Felix Eichhorn begleitet die Premierengäste in den neuen Beach Club. „Mein persönlicher Lieblingsplatz auf der Prima“, so der Manager. Auch bei Wind und Wetter soll der Beach Club immer geöffnet haben. Möglich macht es das neue Foliendach, welches trotz Wintertemperaturen eine herrlich entspannte Strandatmosphäre erzeugt. Dabei lässt die Folie nicht nur die wärmenden UV-Strahlen der Sonne hinein, sondern auch die lauten Geräusche der Gästeschar hinaus. Kein Vergleich also zu einem lauten Spaßbad.

Gleichwohl stellt sich die Frage, ob der Bereich zumindest an Seetagen nicht ob des großen Publikumsandrangs an seine Grenzen stoßen wird. Denn deutlich über 3000 Passagiere werden künftig Woche für Woche die Prima bevölkern. Und da es sich bei dem Schiff um einen gänzlich neuen Prototyp handelt, sind alle Annahmen zum Verhalten der Gäste noch theoretischer Natur. Zwar bietet die Prima so viele unterschiedliche Unterhaltungs-, Freizeit- und Gastronomie-Angebote wie nie ein Aida-Schiff zuvor. Die entscheidende Frage ist aber, ob sich die Passagiere auch automatisch gleichmäßig verteilen bzw. ob die entsprechenden Steuerungsmaßnahmen der Reederei tatsächlich greifen.

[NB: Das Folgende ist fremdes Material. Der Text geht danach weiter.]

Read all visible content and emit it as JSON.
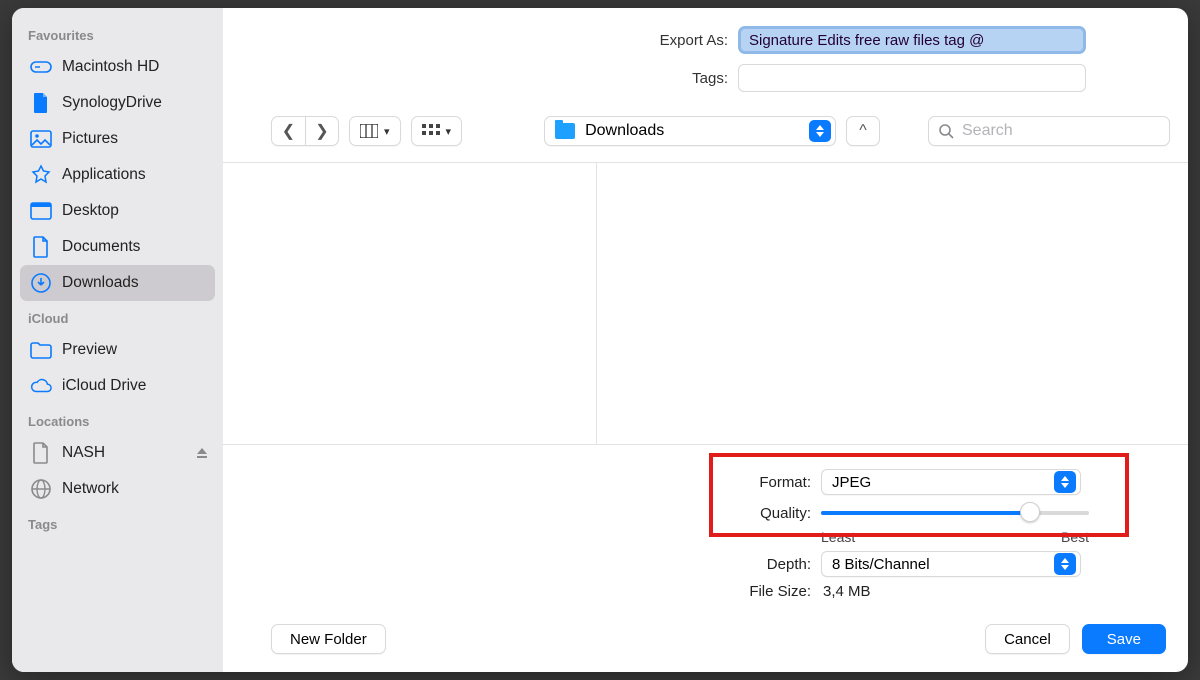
{
  "header": {
    "export_as_label": "Export As:",
    "filename_value": "Signature Edits free raw files tag @",
    "tags_label": "Tags:",
    "tags_value": ""
  },
  "toolbar": {
    "location_label": "Downloads",
    "search_placeholder": "Search"
  },
  "sidebar": {
    "favourites_header": "Favourites",
    "favourites": [
      {
        "label": "Macintosh HD",
        "icon": "disk"
      },
      {
        "label": "SynologyDrive",
        "icon": "doc"
      },
      {
        "label": "Pictures",
        "icon": "picture"
      },
      {
        "label": "Applications",
        "icon": "apps"
      },
      {
        "label": "Desktop",
        "icon": "desktop"
      },
      {
        "label": "Documents",
        "icon": "document"
      },
      {
        "label": "Downloads",
        "icon": "download",
        "selected": true
      }
    ],
    "icloud_header": "iCloud",
    "icloud": [
      {
        "label": "Preview",
        "icon": "folder"
      },
      {
        "label": "iCloud Drive",
        "icon": "cloud"
      }
    ],
    "locations_header": "Locations",
    "locations": [
      {
        "label": "NASH",
        "icon": "document",
        "ejectable": true
      },
      {
        "label": "Network",
        "icon": "globe"
      }
    ],
    "tags_header": "Tags"
  },
  "options": {
    "format_label": "Format:",
    "format_value": "JPEG",
    "quality_label": "Quality:",
    "quality_least": "Least",
    "quality_best": "Best",
    "depth_label": "Depth:",
    "depth_value": "8 Bits/Channel",
    "filesize_label": "File Size:",
    "filesize_value": "3,4 MB"
  },
  "footer": {
    "new_folder": "New Folder",
    "cancel": "Cancel",
    "save": "Save"
  },
  "colors": {
    "accent": "#0a7bff"
  }
}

Zur Entspannung beitragen dürfte mit Sicherheit, dass künftig auch in den Buffet- und den neuen Bedienrestaurants eine kostenlose Platzreservierung möglich ist. Damit gehören gleich zwei Schwachstellen des alten Aida-Konzepts der Vergangenheit hat. Immer mehr Gäste hatten bemängelt, dass es – abgesehen von den zuzahlungspflichtigen Spezialitätenrestaurants – keinen Service am Platz gibt. Ebenso war es keine Seltenheit, dass zu bestimmten Zeiten die Plätze in den Buffet-Restaurants eng wurden. Insgesamt gibt es auf der Prima nunmehr zwölf Restaurants und drei Snack Bars. Erfreulich: Erstmals bietet Aida einen Frühstücksservice für die Passagiere an, die morgens lieber in der Kabine in den Tag starten möchten.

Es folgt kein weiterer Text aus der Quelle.